Chatham-born artist Brian Jones decided to become a painter at age 18, when he read an article about Alex Colville in Canadian Magazine. Determined to achieve this goal, he moved to London, Ontario, where he enrolled in H.B. Beal Technical and CommercialHigh School and sold paintings to meet his $75 monthly rent.

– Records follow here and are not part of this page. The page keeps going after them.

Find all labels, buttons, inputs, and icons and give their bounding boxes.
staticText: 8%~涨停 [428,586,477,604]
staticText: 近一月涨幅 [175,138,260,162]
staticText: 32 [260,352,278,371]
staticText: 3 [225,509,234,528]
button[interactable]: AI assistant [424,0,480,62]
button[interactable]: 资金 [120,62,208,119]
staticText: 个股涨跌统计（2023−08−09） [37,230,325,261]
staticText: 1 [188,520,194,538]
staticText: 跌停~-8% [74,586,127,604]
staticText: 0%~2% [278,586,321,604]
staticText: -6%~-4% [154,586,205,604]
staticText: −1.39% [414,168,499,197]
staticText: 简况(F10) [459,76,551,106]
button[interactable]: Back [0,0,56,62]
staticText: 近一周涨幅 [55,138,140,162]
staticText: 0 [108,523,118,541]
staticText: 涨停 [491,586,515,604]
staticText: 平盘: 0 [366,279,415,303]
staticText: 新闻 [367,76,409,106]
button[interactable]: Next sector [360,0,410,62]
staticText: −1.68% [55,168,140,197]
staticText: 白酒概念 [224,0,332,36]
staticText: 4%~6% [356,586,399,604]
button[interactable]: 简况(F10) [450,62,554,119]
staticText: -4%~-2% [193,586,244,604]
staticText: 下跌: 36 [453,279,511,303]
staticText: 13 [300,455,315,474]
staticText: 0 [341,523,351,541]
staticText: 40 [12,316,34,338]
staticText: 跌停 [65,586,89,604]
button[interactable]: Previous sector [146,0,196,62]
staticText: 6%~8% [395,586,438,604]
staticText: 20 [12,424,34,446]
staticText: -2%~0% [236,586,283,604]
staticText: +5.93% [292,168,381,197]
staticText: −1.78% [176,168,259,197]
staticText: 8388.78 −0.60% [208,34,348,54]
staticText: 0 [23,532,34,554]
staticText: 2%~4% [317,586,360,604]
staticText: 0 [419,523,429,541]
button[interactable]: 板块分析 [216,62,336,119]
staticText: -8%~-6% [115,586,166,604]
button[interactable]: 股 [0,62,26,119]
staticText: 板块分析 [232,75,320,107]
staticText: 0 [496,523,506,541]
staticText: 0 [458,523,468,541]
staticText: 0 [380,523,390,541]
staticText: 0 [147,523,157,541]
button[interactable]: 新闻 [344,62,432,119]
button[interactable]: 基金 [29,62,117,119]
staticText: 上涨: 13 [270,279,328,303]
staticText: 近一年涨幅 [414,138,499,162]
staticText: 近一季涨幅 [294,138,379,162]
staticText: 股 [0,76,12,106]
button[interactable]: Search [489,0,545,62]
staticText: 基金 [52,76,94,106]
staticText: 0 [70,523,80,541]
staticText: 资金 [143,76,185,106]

Initially a photorealist, Jones apprenticed briefly with Jack Chambers. He gradually developed a more stylized approach that, through both elongation and expansion of the human figure, conveyed scenes of everyday life in Southwestern Ontario with gentle humour. Yard Scene #1 clearly demonstrates what Jones called his “Neighbours Style”: rounded human forms performing ordinary activities, their curving forms and reaching arms providing strong contrast to the uniform, hard-edged brick buildings they live in. Plants and trees are clearly cultivated, as if they are not permitted to grow in natural disorder. Shadows provide spatial depth but also flatten the painting with their strong graphic patterns. Even as it consoles viewers with its familiarity, this scene points out the rigidity of structures shaping urban life—structures that protect but perhaps also confine the life within.